Entrepreneurial Tip #1: Top 8 Reasons to Bootstrap
July 29th, 2008A good idea and a good team can get investment from Angel Investors, Venure Capitalists, and Banks. However- I would recommend to 99% of web entrepreneurs out there that you personally fund the first phase of your website. That means bootstrapping: or relying on your own bank account (or that of friends and family) to pay for the initial phase of your web company. Below are my reasons.
1. Most Phase 1 or Prototype sites an be built for $1k - $5k.
If that’s outside of your price range; ask people around you. Get friends and family excited; get them involved. If you can’t sell your family and friends on the idea; perhaps the idea needs rethinking.
2. Bootstrapping shows commitment
If this is your first web company; bootstrapping the first iteration of your site shows all future investors that you are competent enough in developing a product and bringing it to market. The first version does not need to be perfect; but it shows that you are committed.
3. You can start it now
I know a lot of people who waste 10 years of their lives chasing investors; and without a product to show for it. Smart bootstrapping will give you a product in less than 6 months; and you might even see revenue in the same year. Start something while you and your team are excited about it.
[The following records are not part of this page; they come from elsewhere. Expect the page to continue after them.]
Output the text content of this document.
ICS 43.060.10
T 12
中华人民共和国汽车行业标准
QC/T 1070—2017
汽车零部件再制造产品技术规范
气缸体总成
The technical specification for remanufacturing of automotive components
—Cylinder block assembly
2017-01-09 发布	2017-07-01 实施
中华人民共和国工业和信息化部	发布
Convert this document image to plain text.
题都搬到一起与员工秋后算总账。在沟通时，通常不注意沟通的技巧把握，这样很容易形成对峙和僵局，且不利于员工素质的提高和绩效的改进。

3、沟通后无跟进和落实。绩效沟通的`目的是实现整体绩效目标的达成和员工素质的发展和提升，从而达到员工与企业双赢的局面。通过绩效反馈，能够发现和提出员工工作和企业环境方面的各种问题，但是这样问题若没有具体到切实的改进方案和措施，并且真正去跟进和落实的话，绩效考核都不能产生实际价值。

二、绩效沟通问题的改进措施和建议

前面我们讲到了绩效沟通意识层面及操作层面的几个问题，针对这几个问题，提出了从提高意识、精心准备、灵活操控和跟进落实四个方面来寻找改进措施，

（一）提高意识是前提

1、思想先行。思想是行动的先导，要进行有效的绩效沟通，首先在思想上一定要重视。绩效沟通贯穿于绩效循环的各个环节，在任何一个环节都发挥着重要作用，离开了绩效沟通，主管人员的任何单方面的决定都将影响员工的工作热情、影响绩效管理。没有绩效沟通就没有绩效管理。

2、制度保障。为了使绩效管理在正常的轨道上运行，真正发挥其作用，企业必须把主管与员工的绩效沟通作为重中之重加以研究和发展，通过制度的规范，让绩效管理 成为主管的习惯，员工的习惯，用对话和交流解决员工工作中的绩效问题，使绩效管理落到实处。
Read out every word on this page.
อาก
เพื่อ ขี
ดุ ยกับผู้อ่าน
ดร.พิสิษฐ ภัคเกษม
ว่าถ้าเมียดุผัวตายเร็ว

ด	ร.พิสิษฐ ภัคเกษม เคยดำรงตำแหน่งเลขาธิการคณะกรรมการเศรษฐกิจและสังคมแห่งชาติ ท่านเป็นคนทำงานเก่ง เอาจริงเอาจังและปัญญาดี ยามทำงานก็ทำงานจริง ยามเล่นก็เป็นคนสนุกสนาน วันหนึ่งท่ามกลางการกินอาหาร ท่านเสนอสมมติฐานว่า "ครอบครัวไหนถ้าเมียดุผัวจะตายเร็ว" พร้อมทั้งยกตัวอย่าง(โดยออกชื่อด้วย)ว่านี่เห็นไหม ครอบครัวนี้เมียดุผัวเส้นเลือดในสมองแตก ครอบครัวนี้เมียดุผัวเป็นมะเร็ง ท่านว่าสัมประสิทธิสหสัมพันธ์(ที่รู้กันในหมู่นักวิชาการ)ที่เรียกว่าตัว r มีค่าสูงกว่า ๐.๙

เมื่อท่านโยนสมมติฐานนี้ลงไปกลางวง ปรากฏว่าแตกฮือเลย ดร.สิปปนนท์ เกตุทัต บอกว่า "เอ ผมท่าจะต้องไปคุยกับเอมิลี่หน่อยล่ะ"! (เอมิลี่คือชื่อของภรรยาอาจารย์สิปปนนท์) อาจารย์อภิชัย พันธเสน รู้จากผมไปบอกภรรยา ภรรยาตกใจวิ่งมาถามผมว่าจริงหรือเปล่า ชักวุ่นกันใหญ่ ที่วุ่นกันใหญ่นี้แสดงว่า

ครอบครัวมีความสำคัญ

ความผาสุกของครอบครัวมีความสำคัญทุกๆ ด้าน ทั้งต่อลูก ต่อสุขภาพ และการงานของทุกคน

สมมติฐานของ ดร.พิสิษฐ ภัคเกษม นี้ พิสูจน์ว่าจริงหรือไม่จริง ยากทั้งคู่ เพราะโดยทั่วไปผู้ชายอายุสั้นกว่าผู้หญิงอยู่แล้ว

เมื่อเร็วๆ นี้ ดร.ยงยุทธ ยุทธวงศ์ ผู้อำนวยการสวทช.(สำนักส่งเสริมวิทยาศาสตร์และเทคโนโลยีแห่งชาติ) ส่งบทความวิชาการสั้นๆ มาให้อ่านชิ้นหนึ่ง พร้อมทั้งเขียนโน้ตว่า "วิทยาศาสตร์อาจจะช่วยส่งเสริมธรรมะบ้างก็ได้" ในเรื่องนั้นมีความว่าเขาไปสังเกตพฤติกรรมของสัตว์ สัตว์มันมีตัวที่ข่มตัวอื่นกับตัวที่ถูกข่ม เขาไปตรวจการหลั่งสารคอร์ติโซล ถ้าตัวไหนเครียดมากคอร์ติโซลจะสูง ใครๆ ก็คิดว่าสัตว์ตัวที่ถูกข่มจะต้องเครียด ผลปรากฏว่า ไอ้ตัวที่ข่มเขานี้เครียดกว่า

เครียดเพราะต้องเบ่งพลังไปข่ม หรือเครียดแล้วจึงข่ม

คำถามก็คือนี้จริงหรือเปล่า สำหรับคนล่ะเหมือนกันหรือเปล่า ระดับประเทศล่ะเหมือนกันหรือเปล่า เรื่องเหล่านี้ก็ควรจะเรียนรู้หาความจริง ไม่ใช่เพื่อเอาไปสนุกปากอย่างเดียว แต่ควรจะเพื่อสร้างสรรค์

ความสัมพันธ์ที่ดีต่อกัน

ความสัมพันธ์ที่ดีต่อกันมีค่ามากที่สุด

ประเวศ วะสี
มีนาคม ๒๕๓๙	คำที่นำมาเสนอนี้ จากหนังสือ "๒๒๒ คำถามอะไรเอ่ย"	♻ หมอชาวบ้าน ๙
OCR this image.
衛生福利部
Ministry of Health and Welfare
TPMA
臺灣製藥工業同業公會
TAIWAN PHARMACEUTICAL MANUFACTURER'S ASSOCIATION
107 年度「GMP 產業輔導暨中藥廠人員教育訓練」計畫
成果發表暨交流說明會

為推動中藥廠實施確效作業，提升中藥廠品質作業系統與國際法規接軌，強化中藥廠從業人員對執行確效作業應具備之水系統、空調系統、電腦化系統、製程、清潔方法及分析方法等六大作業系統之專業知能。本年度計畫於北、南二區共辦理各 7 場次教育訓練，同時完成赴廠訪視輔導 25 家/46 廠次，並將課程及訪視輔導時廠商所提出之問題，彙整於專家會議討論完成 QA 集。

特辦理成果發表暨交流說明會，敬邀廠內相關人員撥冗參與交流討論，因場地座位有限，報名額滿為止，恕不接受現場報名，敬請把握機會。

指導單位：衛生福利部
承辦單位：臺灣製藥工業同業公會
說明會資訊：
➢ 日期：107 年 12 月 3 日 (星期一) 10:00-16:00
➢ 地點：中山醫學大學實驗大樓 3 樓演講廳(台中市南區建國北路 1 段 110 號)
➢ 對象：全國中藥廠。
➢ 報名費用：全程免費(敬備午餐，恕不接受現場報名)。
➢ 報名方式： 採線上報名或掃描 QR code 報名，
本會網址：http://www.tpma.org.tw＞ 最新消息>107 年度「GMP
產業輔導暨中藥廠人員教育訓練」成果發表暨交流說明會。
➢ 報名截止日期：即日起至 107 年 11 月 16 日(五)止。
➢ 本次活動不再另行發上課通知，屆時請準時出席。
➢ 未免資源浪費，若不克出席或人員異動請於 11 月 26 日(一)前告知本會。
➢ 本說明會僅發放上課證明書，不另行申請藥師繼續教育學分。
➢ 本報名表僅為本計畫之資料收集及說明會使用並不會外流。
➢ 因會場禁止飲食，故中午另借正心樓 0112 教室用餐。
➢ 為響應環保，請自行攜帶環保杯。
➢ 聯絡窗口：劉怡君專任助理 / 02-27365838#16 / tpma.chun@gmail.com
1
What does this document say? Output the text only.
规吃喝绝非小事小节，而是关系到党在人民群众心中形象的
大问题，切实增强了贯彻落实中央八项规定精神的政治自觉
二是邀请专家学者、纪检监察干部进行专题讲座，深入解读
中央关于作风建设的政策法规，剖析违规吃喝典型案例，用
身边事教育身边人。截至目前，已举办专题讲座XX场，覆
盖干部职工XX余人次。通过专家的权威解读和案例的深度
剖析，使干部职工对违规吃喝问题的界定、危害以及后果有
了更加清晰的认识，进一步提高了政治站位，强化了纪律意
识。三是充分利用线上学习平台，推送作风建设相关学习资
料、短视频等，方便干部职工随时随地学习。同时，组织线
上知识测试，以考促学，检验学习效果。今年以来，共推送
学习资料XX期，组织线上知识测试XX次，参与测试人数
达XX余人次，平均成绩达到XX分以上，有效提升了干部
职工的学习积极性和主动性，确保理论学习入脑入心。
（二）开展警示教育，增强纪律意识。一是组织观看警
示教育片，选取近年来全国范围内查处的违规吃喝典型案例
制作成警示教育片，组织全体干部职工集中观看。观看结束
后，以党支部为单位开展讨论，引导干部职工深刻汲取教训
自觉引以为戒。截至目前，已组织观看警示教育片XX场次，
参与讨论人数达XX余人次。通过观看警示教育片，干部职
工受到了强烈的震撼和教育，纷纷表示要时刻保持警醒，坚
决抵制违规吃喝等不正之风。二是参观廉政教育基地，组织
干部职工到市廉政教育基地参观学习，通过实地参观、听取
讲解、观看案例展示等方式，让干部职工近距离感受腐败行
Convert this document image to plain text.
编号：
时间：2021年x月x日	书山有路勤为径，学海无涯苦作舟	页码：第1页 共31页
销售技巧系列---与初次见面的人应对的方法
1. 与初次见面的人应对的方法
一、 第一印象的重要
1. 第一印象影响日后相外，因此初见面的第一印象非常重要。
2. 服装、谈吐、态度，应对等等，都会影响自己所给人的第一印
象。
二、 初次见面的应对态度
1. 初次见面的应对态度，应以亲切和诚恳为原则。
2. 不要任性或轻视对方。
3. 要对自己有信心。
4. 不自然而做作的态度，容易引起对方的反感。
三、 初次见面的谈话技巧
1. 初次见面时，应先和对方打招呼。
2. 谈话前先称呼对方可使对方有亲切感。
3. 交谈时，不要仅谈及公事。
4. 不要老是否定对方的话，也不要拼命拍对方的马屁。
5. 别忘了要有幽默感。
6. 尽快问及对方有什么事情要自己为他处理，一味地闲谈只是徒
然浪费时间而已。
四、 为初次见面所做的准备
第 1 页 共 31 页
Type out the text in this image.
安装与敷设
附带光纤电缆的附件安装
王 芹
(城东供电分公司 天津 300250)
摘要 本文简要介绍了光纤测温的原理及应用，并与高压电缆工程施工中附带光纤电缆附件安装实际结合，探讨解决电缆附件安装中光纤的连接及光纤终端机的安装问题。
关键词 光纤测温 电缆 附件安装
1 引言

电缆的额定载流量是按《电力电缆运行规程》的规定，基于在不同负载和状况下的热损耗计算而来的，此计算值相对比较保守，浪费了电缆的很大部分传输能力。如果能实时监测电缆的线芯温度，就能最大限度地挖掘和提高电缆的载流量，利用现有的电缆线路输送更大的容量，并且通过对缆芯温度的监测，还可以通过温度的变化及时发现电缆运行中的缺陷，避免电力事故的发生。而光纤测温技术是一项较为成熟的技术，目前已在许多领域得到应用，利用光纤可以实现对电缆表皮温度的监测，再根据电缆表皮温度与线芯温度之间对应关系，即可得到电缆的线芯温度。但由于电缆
4. Bootstrapping builds leverage
No investor is going to give you $100k for 5% of your company if you have no product and no revenue. They might put in $10k and expect 50% of your company- since you have nothing (no product) and they have everything (the money). When you have a product, if you have revenue- you get more investment for less equity. That’s leverage.
5. Rapid Prototyping
Getting an early iteration of your product to market might just change your perspective on what you are building, and what you are selling. Get something out there. Rapid Prototyping dictates that you rapidly try new versions of your web idea- getting feedback, seeing what works. And after several months of rapid prototyping; your investors will notice the higher quality of your product.
6. Reality Check
In some situations, the only person who is going to invest in your idea is you. Whether that makes you an eccentric visionary or a hero who must prove himself by action: actually making a website will get you the proof of concept- and perhaps revenues- that you need. Ask yourelf- how long have I been thinking about this idea? How many people have offered to invest? They will be more inclined once you put your funds in first.
7. Pressure’s on
Having your own personal funds on the line puts pressure on you to generate revenue fast- and that can be a good thing. I know several entrepreneurs who received funding for their venture and then relaxed; since their necks were no longer on the line. But often it is healthy for an entrepreneur think to himself- I need to sell this, or the rent doesn’t get paid.
8. Would you invest in your own start-up?
If you had $100k, would you invest it in your idea? Sometimes the answer is no; maybe your idea is too risky or the revenues are too delayed for the entrepreneur himself. Now a risk-averse entrepreneur can build a high-risk venture with an ambitious investor- but that’s often unlikely. If you had $100k- where would you invest it?